Hinzu kommen neben Straßen und Brücken weitere Verkehrswege wie Schienen, U-Bahntunnel und Wasserwege. Allesamt seien bundesweit in ihrer Substanz bedroht, sagt Dirk Biesenbach, Düsseldorfer Rheinbahn-Chef und Vorsitzender des NRW-Verbands Deutscher Verkehrsunternehmen, und sprang Albig nach der Kritik zur Seite: Der habe nämlich „etwas sehr Wichtiges und Richtiges thematisiert“: Es fehle schlicht jede Menge Geld, allein der Substanzerhalt koste 7,2 Milliarden Euro pro Jahr. „Es brennt“, so Biesenbach.
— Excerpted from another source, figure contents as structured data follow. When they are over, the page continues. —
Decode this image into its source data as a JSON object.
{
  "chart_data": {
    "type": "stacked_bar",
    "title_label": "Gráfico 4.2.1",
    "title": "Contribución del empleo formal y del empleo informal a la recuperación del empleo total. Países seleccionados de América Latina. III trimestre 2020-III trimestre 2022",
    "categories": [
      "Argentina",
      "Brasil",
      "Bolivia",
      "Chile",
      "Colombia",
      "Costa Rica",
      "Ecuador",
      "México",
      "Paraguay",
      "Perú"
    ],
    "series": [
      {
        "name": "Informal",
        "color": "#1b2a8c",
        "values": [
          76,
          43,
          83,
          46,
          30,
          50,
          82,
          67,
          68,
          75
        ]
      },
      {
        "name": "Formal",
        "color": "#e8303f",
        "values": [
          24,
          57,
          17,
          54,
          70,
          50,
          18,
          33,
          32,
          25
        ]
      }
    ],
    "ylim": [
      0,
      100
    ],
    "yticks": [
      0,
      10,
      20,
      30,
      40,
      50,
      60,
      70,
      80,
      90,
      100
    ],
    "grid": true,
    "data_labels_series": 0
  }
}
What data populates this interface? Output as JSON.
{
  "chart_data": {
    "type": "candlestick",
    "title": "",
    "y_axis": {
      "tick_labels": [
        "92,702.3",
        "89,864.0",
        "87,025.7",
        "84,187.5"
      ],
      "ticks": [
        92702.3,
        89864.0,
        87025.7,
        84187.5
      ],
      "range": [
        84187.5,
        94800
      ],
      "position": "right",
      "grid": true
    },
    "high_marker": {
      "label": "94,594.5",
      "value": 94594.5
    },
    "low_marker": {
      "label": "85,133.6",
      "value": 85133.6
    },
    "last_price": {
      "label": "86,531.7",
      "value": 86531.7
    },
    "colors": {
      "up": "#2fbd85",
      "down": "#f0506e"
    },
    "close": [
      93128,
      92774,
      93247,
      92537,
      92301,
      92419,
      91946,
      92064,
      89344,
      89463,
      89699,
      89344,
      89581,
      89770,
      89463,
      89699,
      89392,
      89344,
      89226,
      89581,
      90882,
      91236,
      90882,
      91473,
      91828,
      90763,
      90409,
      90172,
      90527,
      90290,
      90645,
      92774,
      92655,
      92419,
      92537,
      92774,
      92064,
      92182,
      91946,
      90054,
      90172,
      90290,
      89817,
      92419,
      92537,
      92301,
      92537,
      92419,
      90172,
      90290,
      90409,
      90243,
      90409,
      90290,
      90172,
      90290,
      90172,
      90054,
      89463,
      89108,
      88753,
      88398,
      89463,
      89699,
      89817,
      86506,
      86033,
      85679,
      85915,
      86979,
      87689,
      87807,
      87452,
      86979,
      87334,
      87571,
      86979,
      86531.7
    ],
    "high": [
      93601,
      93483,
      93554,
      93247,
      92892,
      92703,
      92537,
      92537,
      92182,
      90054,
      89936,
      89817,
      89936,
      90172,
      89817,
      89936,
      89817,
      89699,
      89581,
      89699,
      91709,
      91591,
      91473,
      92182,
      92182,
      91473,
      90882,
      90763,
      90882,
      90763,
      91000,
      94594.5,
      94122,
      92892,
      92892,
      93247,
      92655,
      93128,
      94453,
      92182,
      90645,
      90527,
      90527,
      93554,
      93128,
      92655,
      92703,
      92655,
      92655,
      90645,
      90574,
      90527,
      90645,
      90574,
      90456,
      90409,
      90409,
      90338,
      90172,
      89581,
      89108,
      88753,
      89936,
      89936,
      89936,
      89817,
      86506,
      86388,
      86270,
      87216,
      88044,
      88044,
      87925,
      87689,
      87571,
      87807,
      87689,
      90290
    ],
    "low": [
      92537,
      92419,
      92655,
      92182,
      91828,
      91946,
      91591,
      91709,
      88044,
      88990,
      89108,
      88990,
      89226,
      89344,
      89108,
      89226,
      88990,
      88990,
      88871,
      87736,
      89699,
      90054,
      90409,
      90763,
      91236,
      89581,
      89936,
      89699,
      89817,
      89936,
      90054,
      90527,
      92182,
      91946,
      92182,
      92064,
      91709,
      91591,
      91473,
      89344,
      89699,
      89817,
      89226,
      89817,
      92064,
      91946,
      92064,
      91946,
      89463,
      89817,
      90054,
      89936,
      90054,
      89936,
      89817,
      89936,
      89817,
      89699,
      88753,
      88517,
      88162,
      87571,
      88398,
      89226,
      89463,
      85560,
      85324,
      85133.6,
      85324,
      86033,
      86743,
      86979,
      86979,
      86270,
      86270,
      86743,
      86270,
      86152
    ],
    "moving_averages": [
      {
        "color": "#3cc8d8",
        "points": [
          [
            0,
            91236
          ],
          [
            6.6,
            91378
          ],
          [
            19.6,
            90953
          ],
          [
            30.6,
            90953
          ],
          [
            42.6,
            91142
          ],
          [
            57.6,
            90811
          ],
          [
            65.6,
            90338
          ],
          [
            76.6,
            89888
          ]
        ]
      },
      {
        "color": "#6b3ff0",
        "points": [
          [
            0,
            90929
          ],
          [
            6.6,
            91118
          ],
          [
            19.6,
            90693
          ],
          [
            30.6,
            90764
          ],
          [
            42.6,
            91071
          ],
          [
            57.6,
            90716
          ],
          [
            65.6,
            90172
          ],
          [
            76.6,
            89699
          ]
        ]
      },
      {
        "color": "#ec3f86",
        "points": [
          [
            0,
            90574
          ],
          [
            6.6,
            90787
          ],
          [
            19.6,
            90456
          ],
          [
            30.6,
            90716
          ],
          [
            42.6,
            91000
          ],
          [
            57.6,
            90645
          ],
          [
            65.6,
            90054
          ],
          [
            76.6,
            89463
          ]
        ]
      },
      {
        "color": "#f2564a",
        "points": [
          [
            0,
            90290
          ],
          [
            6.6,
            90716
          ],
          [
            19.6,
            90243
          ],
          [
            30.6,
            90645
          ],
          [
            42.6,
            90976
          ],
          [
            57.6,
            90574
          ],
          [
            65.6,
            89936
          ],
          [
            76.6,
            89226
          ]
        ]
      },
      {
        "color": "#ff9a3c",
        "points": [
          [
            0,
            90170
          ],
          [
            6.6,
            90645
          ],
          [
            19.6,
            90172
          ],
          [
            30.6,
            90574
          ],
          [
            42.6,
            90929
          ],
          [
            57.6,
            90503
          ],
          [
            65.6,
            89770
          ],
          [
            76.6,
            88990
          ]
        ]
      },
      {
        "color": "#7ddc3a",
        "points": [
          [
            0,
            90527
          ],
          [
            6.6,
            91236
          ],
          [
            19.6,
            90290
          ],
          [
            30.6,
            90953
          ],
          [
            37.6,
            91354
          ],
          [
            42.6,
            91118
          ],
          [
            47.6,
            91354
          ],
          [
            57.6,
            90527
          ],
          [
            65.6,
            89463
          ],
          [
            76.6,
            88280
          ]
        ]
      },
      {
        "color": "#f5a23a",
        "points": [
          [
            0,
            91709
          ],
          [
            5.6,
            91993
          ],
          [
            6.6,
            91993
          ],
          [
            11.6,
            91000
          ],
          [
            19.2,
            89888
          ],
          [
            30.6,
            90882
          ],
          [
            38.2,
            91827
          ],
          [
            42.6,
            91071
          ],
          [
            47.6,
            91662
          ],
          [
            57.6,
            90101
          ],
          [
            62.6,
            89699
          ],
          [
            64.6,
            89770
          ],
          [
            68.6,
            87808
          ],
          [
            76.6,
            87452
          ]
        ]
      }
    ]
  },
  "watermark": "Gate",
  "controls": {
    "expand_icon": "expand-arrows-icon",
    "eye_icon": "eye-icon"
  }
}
Doch zurück zum kleinen, in seiner Vielzahl aber ärgerlichen Schlagloch auf den Duisburger Straßen: Denn davon gibt es aktuell immer noch 1546. Fast die doppelte Zahl haben die Wirtschaftsbetriebe aber bereits beseitigt: Insgesamt wurden vom 1. November bis heute 4506 Schlaglöcher im Stadtgebiet registriert - trotz eines Winters, der eigentlich gar keiner war.
Aktuelle Zahl der Schlaglöcher: 1546
Die milden Temperaturen haben die Straßen etwas geschont, es gibt rund 800 Schlaglöcher weniger als im Vorjahreszeitraum. Bis zum nächsten Winter werden die Wirtschaftsbetriebe beschäftigt sein, die Löcher mit Kalt-Bitumen zu flicken. Auch das ist keine Maßnahme für die Ewigkeit. „Je nach Verkehrsbelastung hält die Reparatur ein bis drei Jahre“, sagt Sarah Mdaghi, Sprecherin der Wirtschaftsbetriebe.
Drei Mio Euro gibt die Stadt im Jahr für die Flickschusterei aus, im Vorjahr waren es einmalig 5,5 Mio Euro. Mit den Mehrausgaben hoffte die Stadt, nicht nur einzelne Löcher, sondern auch längere Abschnitte sanieren zu können. Für rund 100 Teilstücke bis zu 20 Meter Länge reichte das Geld. Doch diese zwei Kilometer sind eben auch nur ein Tropfen auf dem heißen Stein. Denn am Ende bleiben immer noch 248 Kilometer marode Straßen, die zu erneuern sind.